No place for the imagination

Volume 8 Number 6 June 11 - July 8 2012

Katherine Smith speaks with Geraldine Cook - head of the School of Performing Arts at the VCA - about the blurry line between performance and exploitation of girls’ bodies.

In June in Sydney Universal Royalty will stage its second Australian child beauty pageant, with girls between the ages of 2-16 being judged against each other on looks, ‘congeniality’ and ‘talent’.

Universal Royalty is the USA-based company behind the child pageants which gained notoriety through the TV show Toddlers & Tiaras. A similar event in Melbourne last year generated controversy, with anti-child pageant organisations formed amid heated media debate.

The organisation Pull the Pin is seeking to legally ban beauty contests for children in Australia, and there are similar activities afoot in France to ban child pageants. These critics say the pageants are sexualising girls in ways that are exploitative, even abusive. Certainly it’s difficult to watch images of an eight year old having her eyebrows waxed, or a two year old having painful hair extensions sewn in.

But parents and supporters of the pageants say the events are no different to other stage-craft education programs like ballet classes and calisthenics, where costumes, hair and makeup similarly play a role.

Head of Performing Arts at the Victorian College of the Arts, Geraldine Cook, is not convinced.

“Experts in early childhood agree that education for young children needs to be play-based, and play in terms of performing arts of necessity must allow the child to use his or her own imagination. It is the playfulness in a safe, respectful setting that is really key, giving the child space to use and test out her imagination.

“Childhood is the only time we have in our lives to exhibit completely unfettered imagination, it’s private and personal and ought to be something for the child to work with, not dictated by someone else’s ideas, or even ambitions.”

For instance, lots of little girls (and even some little boys) enjoy dressing up, wearing tiaras and tutus much like those worn by girls in child beauty pageants, but the difference is that in pageants, looking like a fairy princess is all that’s at stake, whereas plays, dance classes or even home dress-ups are about donning a character, attributes of which are reflected in costume, but also in imagined behaviour, words, songs and actions. The child is engaged in thinking about how a fairy princess might move or speak, and is not judged only for getting the look right.

For Ms Cook, the judging that takes place in these pageants is one of their more troubling aspects – more troubling even perhaps than the very grown-up, glitzy looks that are encouraged.

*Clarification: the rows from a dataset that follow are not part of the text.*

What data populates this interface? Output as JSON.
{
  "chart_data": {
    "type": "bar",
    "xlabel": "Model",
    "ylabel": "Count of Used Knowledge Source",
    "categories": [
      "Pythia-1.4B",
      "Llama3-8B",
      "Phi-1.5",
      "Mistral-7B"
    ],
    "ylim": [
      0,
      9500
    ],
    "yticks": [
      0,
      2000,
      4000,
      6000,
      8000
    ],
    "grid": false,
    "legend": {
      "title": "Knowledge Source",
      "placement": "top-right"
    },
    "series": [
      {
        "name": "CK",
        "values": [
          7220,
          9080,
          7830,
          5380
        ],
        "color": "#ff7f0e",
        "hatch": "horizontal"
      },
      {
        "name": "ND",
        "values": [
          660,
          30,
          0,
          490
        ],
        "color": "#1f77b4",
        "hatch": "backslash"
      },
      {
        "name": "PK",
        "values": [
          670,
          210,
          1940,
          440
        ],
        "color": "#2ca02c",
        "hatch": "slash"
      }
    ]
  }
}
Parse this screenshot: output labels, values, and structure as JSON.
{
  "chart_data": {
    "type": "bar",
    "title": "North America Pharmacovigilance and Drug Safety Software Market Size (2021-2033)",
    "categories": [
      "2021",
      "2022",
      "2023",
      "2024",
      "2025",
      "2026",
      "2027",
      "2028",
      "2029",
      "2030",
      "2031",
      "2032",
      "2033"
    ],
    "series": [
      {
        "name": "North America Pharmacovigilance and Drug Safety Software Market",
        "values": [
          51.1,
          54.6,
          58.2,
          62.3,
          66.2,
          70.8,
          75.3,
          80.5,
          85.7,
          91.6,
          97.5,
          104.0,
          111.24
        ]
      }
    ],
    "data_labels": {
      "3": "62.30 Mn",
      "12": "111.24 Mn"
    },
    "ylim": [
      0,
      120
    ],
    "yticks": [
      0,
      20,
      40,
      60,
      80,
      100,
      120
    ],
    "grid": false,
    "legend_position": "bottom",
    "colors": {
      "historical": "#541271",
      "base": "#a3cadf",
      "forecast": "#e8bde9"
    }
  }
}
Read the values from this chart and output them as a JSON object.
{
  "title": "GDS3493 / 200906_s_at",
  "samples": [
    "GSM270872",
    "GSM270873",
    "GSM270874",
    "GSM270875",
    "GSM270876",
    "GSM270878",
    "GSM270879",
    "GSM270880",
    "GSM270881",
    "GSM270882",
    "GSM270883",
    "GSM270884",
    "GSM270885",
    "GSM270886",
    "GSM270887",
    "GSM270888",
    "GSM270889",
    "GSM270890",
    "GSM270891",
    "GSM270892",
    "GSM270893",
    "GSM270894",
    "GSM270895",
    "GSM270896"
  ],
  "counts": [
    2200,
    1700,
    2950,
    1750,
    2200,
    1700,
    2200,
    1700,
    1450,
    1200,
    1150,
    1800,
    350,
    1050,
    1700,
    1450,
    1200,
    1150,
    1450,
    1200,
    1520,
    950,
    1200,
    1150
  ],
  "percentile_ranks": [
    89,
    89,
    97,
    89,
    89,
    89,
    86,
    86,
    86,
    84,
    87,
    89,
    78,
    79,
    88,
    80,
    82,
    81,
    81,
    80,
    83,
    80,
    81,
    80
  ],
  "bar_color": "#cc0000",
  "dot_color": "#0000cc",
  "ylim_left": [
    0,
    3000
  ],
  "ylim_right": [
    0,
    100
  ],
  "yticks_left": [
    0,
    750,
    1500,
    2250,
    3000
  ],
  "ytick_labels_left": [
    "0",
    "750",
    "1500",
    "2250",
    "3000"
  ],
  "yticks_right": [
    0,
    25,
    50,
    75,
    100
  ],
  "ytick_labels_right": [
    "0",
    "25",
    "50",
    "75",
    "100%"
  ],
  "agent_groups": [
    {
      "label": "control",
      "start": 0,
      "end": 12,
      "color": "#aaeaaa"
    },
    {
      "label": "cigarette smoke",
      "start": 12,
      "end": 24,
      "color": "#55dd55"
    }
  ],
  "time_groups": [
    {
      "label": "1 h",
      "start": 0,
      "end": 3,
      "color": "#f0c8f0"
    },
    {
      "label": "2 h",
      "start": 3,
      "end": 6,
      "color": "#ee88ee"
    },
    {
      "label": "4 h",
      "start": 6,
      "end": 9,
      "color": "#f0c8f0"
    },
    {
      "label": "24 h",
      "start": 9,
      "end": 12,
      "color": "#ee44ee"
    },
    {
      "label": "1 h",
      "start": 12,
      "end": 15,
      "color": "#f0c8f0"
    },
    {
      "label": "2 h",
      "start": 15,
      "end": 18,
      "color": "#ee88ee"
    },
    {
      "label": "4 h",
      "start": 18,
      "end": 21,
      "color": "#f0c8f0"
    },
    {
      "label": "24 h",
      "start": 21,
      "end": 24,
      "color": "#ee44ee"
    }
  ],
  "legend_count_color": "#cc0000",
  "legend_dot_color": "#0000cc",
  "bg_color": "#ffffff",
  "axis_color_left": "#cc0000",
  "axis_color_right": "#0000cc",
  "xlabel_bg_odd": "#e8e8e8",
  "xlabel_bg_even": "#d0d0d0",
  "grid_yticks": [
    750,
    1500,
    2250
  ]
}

“The beauty pageant ‘look’ is a matter of taste or aesthetics, and I wouldn’t want to make assumptions about that, but what’s really disturbing is the coercive socialising that teaches the girl-child that her body is there to please others, to be made to conform to what someone else says it should, and she is rewarded if she makes it conform ‘the best’.

“The girl is placed into a paradigm that doesn’t allow self-authenticity, and is subjected to adult ways of looking at the adult world – adult interpretations of beauty, poise, sassiness, sexiness – and competes with others from that point of view before she is mature enough to make choices about her participation. That experience is bound to have an effect, probably not positive, on her psychological and moral development.”

That said, Ms Cook says there is nothing wrong with classes led by skilled people to help children develop and practise socialising, collaborating and keeping to a commitment, but advises parents to consider two major questions.

“First of all ask: who’s getting what out of it? Does my child really want to do this, or is there a vicarious desire on my part? Is it really me that wants her to do this?

“Secondly, look at the values of the person who’s taking the class. Are they imposing their views on the child? Is it an environment that is feeding the imagination and supporting positive social interaction? What opportunities are there for autonomous, authentic self-expression?

“It comes down to intent with the body,” she says.

“In the performing arts, the body is an expressive tool, and you build on and develop that tool over time. The teacher is there to help with some theatrical elements that allow children to communicate their ideas, dreams, and anxieties, if they want to. It’s not the role of adults in performing arts education to dictate that for the child.”